Lluc Monstery | © Andy Walker / Flickr
Es Guix Restaurant
Hidden in the forest, not far from the LLuc Monastery, is Es Guix Restaurant, a must-visit if you are in the area. The interior of the restaurant is rustic and cosy, but really it is all about the shady terrace overlooking a fresh water pool, hewn out of the rocks, with a small waterfall cascading down one side . Not only is the food fantastic, but after lunch you can take a refreshing dip in the water, and enjoy drinks on the poolside terrace in the dappled sunshine. The setting of this restaurant is absolutely magical, and although a little out of the way, it is well worth the drive. Reservations are essential.

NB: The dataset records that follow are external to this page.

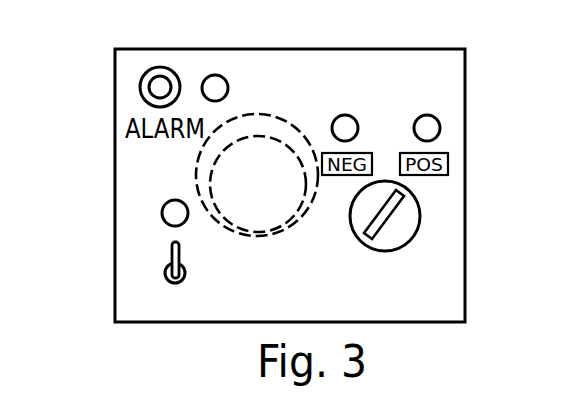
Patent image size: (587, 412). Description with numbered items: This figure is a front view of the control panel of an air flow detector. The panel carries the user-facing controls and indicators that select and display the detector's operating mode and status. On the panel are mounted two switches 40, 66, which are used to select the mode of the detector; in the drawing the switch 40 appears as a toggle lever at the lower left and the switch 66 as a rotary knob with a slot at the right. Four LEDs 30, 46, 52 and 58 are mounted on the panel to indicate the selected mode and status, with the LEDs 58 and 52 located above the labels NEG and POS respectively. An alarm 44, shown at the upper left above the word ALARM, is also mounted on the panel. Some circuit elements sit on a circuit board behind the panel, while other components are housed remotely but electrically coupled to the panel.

The alarm 44 is at (140, 85).
The LED 46 is at (228, 90).
The LED 58 is at (351, 116).
The LED 52 is at (419, 116).
The LED 30 is at (162, 208).
The switch 40 is at (181, 260).
The switch 66 is at (408, 248).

Es Guix Restaurant, Urbanización Es Guix, C/ Baix, s/n, 07315 Escorca, Islas Baleares, Islas Baleares
All along the mountain range there are picturesque villages, with beautiful architecture, and stunning views, and a drive, hike, or cycle, in the Tramuntana creates the perfect opportunity to visit some (or all) of them. Villages like Estellencs and Banyalbufar give the impression that the houses are cascading down the mountainside towards the sea, and offer stunning views, while the ancient town of Valldemossa, which was famously the one-time home of Chopin, has a maze of stunning, narrow, plant-lined streets to wander around (and lots of great places to eat). Fornalutz, high up in the mountains, and overlooking the Soller Valley, is picture-postcard material and has made it on to the list of prettiest villages in Spain. At the far eastern end of the range, lies Pollença, with its pretty streets and historic Calvari steps (all 365 of them) leading up to the hilltop Calvario chapel, passing many beautifully rustic houses along the way.